METHODS: Design a microscopic and biomolecular score to monitor skin disease severity and clinical response to anti-psoriatic treatments. A susceptibility gene analysis on cellular retinoic acid binding protein-II (CRABP-II), acting on keratinocyte differentiation, was also performed. A Molecular Index of Therapeutic Efficacy (MITE) was defined by assembling morphometric/semiquantitative measurement of epidermal thickness, immunohistochemical Ki-67, keratin17 and CRABP-II expression of lesional and non-lesional psoriatic skin biopsies before and after anti-tumor necrosis factor (TNF)α therapies. A 0-12 MITE score was correlated with Psoriasis Area and Severity Index (PASI)/Psoriasis Disability Index (PDI) scores and inflammation. Three CRABP- II SNPs were analyzed by TaqMan assay.
RESULTS: All parameters were highly expressed in psoriatic lesions and reduced after 12 weeks of anti-TNFα treatments. MITE score strongly correlated with PASI and PDI values either before or after therapies (p<<0.001 and p<0.001, respectively). Conversely, MITE values did not change after treatments of non-responder patients. CRABP-II did not resulted a psoriatic susceptibility gene for the SNPs probes analyzed.
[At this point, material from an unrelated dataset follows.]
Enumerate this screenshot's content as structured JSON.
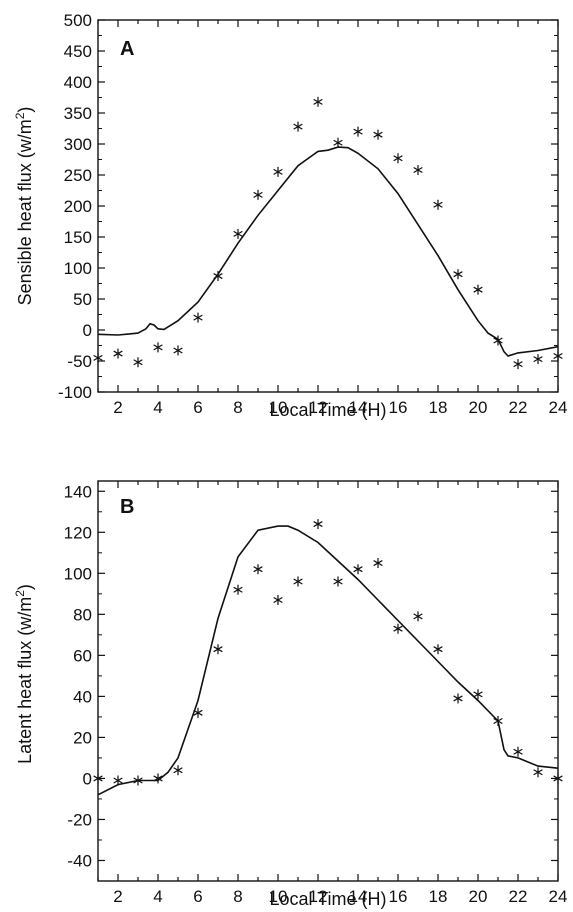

CONCLUSIONS: MITE score variations corresponded to the patients’ clinical improvement following anti-TNFα treatments, with significant statistical correlation among MITE, PASI and PDI scores. If confirmed in a larger series and/or in different hyperproliferative and inflammatory dermatoses, MITE score could be proposed as additional monitoring system to evaluate treatment protocols in skin disorders and targeted biomolecular pathways supporting clinical efficacy.